In response to ISIS’ statement listing names of Muslim clerics whom they accused of apostasy from Islam and calling on pious Muslims to kill them, Al-Azhar’s Observatory, established in 2015 to monitor extremist rhetoric, issued a statement on February 21 criticizing the group for equating the blood of Muslim clerics with the blood of non-Muslims.

After the Palm Sunday church bombings in Alexandria and Tanta, Muslim preacher Wagdi Ghoneim, a Salafi imam living in exile in Qatar, broadcast a video stating that Coptic Christians “deserved” what they got, saying the bombing was punishment for Christians’ support for President al-Sisi, one of a series of videos he produced calling for the killing of Coptic Christians, condemning al-Sisi as an apostate from Islam, and calling for the overthrow of the government. A court sentenced Ghoneim to death in absentia on April 30 for “creating a terrorist cell.”

Reports of societal anti-Semitism and incitement to commit violence against Jews continued, particularly by Muslim clerics.

On March 27, Sheikh Abd Al-Wahhab Al-Maligi, a Muslim cleric, appeared on Al-Seha wa Al-Jamal TV defending female genital mutilation and said that Jews had been the first to criticize the practice because they did “not want Islam or the Muslims to be pure, developed, and civilized.” He pointed to the debunked Protocols of the Elders of Zion as support for his argument.

On July 20, Al-Azhar University professor of Islamic law Ahmed Karima appeared on Palestinian television calling for armed jihad against the “Zionist gang” who were “raised on aggression, theft, and plundering,” and encouraged armed jihad against Jews.

In videotaped sermons on August 4 and August 11, Muslim cleric Sayed Ahmed Ali cited a hadith (tradition) quoting the Prophet Muhammad saying, “Judgment Day will not come until the Muslims fight the Jews. The Muslims will kill them, and the Jews will hide behind trees and rocks, but the trees and rocks will call: ‘Oh, Muslim, oh servant of Allah, there is a Jew behind me, come and kill him!’” Sayed subsequently cried out, “Oh, Allah, bring us that day of battle with the Jews! Bring us that day of battle with the Jews!”

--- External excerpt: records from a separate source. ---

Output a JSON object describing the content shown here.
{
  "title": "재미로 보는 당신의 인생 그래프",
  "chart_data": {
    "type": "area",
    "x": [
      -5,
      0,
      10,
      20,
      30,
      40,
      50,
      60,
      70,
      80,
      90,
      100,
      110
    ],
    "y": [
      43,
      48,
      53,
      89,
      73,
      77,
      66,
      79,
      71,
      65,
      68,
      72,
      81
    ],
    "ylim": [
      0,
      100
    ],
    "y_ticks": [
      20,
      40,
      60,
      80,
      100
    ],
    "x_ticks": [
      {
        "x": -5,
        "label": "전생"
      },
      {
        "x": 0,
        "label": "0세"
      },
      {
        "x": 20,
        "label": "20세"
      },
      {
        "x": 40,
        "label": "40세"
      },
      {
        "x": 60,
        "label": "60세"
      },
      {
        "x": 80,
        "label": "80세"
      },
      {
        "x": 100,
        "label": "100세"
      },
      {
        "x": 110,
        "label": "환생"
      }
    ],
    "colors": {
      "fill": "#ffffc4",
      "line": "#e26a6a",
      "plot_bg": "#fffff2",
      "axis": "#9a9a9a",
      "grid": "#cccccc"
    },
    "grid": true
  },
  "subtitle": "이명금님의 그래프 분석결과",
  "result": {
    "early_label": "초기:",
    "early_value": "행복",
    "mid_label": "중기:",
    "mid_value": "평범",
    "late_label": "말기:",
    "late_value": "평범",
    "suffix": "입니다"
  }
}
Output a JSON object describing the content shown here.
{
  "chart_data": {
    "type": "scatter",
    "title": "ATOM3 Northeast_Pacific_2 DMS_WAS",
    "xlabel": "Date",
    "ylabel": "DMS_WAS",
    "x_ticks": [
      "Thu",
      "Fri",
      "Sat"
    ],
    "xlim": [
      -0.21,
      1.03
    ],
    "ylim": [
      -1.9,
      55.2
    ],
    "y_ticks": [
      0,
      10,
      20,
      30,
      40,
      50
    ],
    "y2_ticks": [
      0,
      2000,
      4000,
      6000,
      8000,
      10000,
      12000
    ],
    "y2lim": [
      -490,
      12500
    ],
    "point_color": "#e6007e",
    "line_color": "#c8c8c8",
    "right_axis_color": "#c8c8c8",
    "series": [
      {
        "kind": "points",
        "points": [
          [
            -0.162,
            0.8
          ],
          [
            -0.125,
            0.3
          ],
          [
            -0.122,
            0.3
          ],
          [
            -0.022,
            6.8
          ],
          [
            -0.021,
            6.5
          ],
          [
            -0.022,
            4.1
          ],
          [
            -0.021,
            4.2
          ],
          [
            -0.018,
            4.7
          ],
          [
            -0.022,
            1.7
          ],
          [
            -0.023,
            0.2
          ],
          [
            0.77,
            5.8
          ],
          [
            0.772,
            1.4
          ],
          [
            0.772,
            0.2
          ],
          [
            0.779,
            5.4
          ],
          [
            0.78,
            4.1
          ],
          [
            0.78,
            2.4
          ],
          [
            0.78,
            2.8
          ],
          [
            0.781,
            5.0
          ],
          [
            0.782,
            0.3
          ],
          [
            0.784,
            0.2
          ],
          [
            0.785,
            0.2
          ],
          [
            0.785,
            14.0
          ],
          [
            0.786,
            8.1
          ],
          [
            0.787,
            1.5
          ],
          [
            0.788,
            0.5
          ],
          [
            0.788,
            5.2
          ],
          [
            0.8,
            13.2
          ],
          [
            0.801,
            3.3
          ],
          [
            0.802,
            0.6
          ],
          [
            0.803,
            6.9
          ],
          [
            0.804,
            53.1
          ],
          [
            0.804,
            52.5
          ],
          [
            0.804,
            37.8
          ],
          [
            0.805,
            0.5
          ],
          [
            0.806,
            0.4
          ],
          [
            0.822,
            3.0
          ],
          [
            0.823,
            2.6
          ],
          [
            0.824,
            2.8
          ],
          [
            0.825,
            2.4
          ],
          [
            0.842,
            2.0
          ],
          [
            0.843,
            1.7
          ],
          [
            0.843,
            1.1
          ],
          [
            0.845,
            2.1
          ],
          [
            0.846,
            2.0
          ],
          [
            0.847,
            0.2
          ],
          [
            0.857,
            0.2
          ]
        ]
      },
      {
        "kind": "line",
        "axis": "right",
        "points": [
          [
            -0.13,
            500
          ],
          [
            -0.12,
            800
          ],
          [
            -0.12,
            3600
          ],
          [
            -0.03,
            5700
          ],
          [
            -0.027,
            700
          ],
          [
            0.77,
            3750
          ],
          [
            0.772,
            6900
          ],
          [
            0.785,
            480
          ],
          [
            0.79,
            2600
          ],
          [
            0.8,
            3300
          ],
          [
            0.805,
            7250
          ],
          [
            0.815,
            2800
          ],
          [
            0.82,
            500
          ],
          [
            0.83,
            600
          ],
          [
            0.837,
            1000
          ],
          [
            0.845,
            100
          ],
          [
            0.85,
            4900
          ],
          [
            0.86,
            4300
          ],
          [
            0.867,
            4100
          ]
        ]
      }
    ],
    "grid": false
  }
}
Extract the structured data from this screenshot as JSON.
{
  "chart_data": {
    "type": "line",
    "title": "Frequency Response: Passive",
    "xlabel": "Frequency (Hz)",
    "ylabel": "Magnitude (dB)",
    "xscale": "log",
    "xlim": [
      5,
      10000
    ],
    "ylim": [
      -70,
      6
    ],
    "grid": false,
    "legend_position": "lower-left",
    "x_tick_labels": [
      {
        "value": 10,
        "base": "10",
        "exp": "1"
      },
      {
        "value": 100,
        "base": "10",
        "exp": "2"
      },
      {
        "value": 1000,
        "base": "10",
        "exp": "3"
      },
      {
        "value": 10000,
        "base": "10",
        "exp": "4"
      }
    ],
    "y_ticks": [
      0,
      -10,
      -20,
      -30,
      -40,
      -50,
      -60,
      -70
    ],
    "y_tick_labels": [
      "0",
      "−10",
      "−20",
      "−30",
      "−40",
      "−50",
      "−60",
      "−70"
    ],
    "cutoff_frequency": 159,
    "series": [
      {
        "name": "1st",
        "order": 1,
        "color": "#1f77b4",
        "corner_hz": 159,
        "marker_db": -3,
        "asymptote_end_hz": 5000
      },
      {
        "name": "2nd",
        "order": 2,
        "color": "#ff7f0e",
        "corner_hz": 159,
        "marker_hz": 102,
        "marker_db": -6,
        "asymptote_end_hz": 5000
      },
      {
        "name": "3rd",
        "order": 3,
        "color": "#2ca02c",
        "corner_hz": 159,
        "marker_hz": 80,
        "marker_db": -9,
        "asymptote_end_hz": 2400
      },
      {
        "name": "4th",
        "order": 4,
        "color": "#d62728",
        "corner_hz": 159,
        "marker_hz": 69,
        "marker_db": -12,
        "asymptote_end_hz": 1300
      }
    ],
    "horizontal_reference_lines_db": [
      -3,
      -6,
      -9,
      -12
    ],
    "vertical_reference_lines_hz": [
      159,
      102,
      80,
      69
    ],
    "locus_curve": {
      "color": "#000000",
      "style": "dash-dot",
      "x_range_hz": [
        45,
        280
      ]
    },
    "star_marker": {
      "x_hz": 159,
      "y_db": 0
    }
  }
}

Following the President’s announcement recognizing Jerusalem as Israel’s capital, some newspapers published anti-Semitic editorial cartoons suggesting Jewish and Israeli domination of U.S. policies and politics. Copies of anti-Semitic literature, including translations of Mein Kampf, were widely available for purchase.

Anti-Shia rhetoric continued as well. On February 11, cleric Muhammad Al-Zoghbi called Shia Muslims “criminal rafidites,” (a slur for Shia, meaning “rejectionists”) for killing Sunnis in Iraq and Syria in an interview televised on Al-Rahma TV. “I tell you, these are filthy people! They are nothing like the Sunnis,” he said after recounting a story he said he had heard about Ayatollah Khomeini allegedly having sex with a five-year-old girl and later justifying the act as permitted in Islam.

Sunni cleric Sameh Abdel Hameed Hamouda called on the government to demolish the Al-Hussein mosque in Cairo, the shrine believed by many to contain the head of Prophet Muhammad’s grandson Imam Al-Hussein, a revered figure for Shia Muslims. Sameh accused Shia of lying about the presence of the relic in an effort to “exploit this mosque to spread Shiism and invade Egypt with their heresies and deviations,” adding, “ignorant people come to this shrine to practice all types of polytheism and heresies.”

In December lawyer and frequent talk show guest Nabih al-Wahsh called for women to be raped if they did not comply with traditional Islamic standards of modesty. ‎The National Security Emergency Misdemeanor Court subsequently sentenced him to three years in jail on charges of threatening public order and security, as well as incitement to harm citizens.

During a televised talk show, the president of a Coptic human rights organization, Naguib Gabriel, called in and described Jehovah’s Witnesses as Zionists and called on all of the country’s Christians not to invite Jehovah’s Witnesses into their homes.